Voldemort uśmiecha się w duchu. Najwyraźniej nie zamierza im powiedzieć, że chce uleczyć swoją duszę, aby mógł ją złamać i ponownie stworzyć horkruksy. „Ponieważ", mówi, „to boli. Boli mnie moja złamana dusza".
Voldemort wie, że najlepsze rodzaje kłamstw to te, które są częściowo prawdziwe.
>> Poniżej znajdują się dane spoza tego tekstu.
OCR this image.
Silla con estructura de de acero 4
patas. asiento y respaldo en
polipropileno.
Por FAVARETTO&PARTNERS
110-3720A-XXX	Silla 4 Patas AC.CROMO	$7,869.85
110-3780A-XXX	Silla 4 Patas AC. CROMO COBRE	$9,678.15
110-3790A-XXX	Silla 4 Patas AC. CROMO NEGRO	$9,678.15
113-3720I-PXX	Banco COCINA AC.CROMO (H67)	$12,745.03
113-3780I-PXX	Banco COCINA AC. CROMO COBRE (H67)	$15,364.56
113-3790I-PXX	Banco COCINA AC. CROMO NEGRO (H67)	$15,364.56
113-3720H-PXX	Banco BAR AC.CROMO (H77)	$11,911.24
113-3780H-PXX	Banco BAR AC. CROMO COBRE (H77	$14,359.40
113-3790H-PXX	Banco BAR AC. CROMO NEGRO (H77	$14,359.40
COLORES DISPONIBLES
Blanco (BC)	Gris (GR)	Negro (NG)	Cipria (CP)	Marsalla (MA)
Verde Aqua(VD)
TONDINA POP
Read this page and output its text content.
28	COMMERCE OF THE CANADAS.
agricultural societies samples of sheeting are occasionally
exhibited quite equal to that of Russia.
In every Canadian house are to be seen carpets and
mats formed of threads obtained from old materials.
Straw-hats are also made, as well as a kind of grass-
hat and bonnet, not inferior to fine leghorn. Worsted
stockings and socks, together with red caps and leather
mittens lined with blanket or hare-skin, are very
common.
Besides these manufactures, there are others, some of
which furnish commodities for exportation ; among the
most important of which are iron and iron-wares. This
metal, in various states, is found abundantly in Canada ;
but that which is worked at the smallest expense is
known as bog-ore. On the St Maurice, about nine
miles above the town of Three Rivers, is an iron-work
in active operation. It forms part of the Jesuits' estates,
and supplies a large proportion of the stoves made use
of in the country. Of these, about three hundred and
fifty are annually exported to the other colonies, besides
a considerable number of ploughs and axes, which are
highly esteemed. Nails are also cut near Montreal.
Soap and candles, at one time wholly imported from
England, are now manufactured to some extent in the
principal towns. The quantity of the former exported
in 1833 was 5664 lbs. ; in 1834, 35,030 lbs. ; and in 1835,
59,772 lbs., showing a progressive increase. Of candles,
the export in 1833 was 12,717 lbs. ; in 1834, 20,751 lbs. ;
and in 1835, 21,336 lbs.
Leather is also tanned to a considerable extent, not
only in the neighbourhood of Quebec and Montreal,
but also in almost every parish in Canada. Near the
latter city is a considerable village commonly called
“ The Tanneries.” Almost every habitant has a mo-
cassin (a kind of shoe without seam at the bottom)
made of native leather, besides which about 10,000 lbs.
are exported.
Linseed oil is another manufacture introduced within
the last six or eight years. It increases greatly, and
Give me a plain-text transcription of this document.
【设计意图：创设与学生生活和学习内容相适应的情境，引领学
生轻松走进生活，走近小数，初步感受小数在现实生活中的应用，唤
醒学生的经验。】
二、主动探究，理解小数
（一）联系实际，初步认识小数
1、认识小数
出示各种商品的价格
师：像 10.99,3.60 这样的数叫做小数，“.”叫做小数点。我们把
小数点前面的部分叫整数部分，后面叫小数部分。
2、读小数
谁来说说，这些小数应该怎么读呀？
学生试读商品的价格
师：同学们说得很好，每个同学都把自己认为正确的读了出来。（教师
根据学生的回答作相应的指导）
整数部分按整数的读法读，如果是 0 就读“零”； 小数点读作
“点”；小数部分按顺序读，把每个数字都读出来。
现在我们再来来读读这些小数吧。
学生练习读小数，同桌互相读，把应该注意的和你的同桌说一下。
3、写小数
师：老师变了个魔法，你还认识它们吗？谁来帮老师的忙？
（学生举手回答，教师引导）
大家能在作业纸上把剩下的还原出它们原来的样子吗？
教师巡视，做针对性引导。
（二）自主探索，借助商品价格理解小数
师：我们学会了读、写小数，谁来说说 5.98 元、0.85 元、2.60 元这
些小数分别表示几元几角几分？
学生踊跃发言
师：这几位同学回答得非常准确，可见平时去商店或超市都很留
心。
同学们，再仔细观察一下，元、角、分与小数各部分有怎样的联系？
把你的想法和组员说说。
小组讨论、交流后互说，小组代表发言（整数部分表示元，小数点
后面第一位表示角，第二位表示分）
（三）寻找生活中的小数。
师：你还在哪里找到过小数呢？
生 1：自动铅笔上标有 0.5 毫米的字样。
Reszta portretów wydaje się to kupować, ale oczywiście szlama nadal wygląda na wątpliwą. Jest raczej spostrzegawcza, przyznaje Voldemort prywatnie. - Cóż, zobaczmy jeszcze raz twoją listę - instruuje, a Voldemort trzyma dziennik na wysokości ich oczu, aby mogli go przeczytać.
Syriusz wybucha ponurym śmiechem, gdy czyta pierwszą pozycję na swojej liście. - Więc w końcu zdajesz sobie sprawę, że zabicie Lily Potter było błędem?
— Tak — przytakuje Voldemort. „Ponieważ jej śmierć była miłosną ofiarą, sprawiła, że moja Klątwa Zabijająca odbiła się i pozbawiła mnie cielesnej formy przez trzynaście lat. Wtedy tego nie wiedziałem, ale zabicie jej było wielkim błędem.
Portrety natychmiast wybuchają gorącą rozmową.
„Ty – ty imbecylu!" – wrzeszczy na niego szlama, a jej policzki płoną. „Przez sekundę myślałem, że naprawdę się zreformowałeś, ale oczywiście nie. Zabicie Lily było błędem, ale nie z powodu, o którym myślisz!
Voldemort marszczy brwi. "Co wtedy?" – pyta, autentycznie zmieszany. „Jaki był powód, że to był błąd?"
„Była niewinną kobietą!" – wykrzykuje Remus. „Matka chroniąca swoje dziecko! To był błąd, który popełniłeś: odbierając sobie życie, nie – nie pozbawiając się cielesnej formy!"